ESI-MS and molecular dynamics were used for the study of fluconazole–amino acid interactions, which, according to literary sources, played a vital part in the protein–inhibitor binding. The noncovalent complexes turned out to be stablein the gas phase, which made it possible to identify the corresponding signals in the mass spectra. Tandem mass spectrometry with varying collision energy was used for the studied complexes stability assessment.

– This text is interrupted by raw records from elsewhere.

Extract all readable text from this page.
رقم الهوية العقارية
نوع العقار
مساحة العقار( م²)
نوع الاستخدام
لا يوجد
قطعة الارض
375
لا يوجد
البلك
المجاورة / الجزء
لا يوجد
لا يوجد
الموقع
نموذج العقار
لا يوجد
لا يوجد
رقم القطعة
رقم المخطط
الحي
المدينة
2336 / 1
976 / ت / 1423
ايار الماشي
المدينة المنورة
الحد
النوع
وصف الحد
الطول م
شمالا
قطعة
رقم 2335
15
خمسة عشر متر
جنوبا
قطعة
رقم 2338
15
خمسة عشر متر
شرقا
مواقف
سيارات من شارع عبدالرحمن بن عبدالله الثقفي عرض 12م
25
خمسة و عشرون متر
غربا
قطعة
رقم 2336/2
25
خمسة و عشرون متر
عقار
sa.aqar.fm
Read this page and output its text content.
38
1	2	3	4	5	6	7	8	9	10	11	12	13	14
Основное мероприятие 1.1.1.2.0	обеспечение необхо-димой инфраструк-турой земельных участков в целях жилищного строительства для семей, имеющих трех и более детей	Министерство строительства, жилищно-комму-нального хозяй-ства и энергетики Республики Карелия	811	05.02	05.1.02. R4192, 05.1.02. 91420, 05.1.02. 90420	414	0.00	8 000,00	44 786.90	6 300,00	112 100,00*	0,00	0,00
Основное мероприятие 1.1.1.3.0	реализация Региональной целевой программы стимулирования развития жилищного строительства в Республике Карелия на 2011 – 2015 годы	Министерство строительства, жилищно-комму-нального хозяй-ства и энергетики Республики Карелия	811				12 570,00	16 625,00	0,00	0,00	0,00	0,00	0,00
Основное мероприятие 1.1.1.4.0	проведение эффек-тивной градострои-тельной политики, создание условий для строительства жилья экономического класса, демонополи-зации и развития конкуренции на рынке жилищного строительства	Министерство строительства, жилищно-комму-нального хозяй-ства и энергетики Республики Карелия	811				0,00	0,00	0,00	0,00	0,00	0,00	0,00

The following stability sequence was obtained: [Fluc + Ala + H]+ (23 eV) < [Fluc + Lys + H]+ (25 eV) < [Fluc + Thr + H]+ (29 eV). Molecular dynamics and quantum chemical modeling made it possible to define the complexes structure and interaction energy. The interaction energy values determined using the B3LYP/6-311++G** method formed the associates stability sequence similar to that obtained by experiment. Such approach combining the experimental mass spectrometry studies and the quantum chemical modeling may be used at the early stages of the new drugs development, and to search for the drug action molecular mechanisms.